6. I’m using Google Tag Manager and it appears as though all of my reports are being duplicated! What am I to do?
In your Tag Manager implementation, you’ll need to delete the Google Analytics code.
7. Is it possible to utilize Google Tag Manager (GTM) in conjunction with Google Analytics Pro?
Certainly, you can use Google Analytics Pro in conjunction with Google Tag Manager. However, Google Analytics Pro will automatically measure both standard page impressions and eCommerce-related impressions (“viewed product,” “started checkout,” and so on). To avoid redundant tracking, it will be required to deactivate the other Google Analytics implementation (by either removing that tag manager script, or removing the Google Analytics tag from your Tag Manager implementation).
8. I like to use Google Tag Manager to manage my Google Analytics deployment and pageview monitoring. Is that possible with Google Analytics Pro?
With a small bit of custom code, you can disable the Google Analytics tracking code and Google Analytics Pro’s pageview tracking.
Due to the fact that our support policy does not cover modification, we are unable to further alter or implement them for you.
9. Is it possible to connect Google Analytics Pro to newly created GA4 properties?
A: Not at the moment. We are currently investigating the GA4 upgrade to determine whether and how to update our plugin to accommodate it. In the meanwhile, Google allows the establishment of older Universal Analytics properties alongside new GA4 properties for new projects. You can use this Google guide to configure and link a UA property to the new system. We’ve verified that when the UA property is enabled in our settings, our plugin continues to capture all data. Thus, while we are unable to take advantage of GA4’s new features at the moment, the update has not impacted our plugin’s existing functioning.
Final thoughts
Far too many people fail in eCommerce because they have no idea what their visitors do when they arrive at their website. And we’re not talking about complicated eCommerce metrics like LTC, CAC, or attrition (yet), but rather the fundamentals of any online business. The amount of traffic, the number of PDP views, the number of cart sessions, the number of abandoned checkouts, and the conversion rate.
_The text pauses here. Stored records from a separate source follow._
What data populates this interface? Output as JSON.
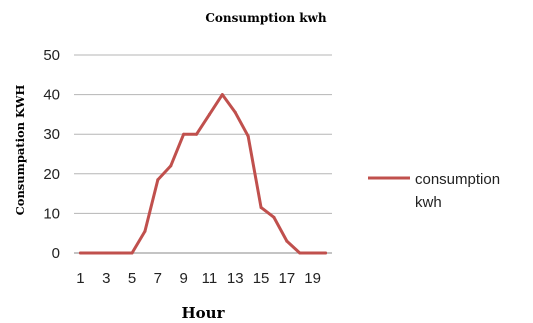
{
  "chart_data": {
    "type": "line",
    "title": "Consumption kwh",
    "xlabel": "Hour",
    "ylabel": "Consumpation KWH",
    "x": [
      1,
      2,
      3,
      4,
      5,
      6,
      7,
      8,
      9,
      10,
      11,
      12,
      13,
      14,
      15,
      16,
      17,
      18,
      19,
      20
    ],
    "xticklabels": [
      "1",
      "3",
      "5",
      "7",
      "9",
      "11",
      "13",
      "15",
      "17",
      "19"
    ],
    "ylim": [
      0,
      50
    ],
    "yticks": [
      0,
      10,
      20,
      30,
      40,
      50
    ],
    "grid": "horizontal",
    "legend_position": "right",
    "series": [
      {
        "name": "consumption kwh",
        "color": "#c0504d",
        "values": [
          0,
          0,
          0,
          0,
          0,
          5.5,
          18.5,
          22,
          30,
          30,
          35,
          40,
          35.5,
          29.5,
          11.5,
          9,
          3,
          0,
          0,
          0
        ]
      }
    ]
  },
  "legend": {
    "line1": "consumption",
    "line2": "kwh"
  }
}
As the proprietor of an eCommerce website, you’ll become intimately familiar with these concepts. You’ll need to understand how your conversion rate compares to that of similar websites and how to determine why your rate is higher or lower than that of your competitors. However, the entire rabbit hole is meaningless unless the data used to make those decisions is solid. Today, you have access to a rock solid analytics platform that can assist you in a very little manner in getting on the path to success. Now, it’s your turn to get started!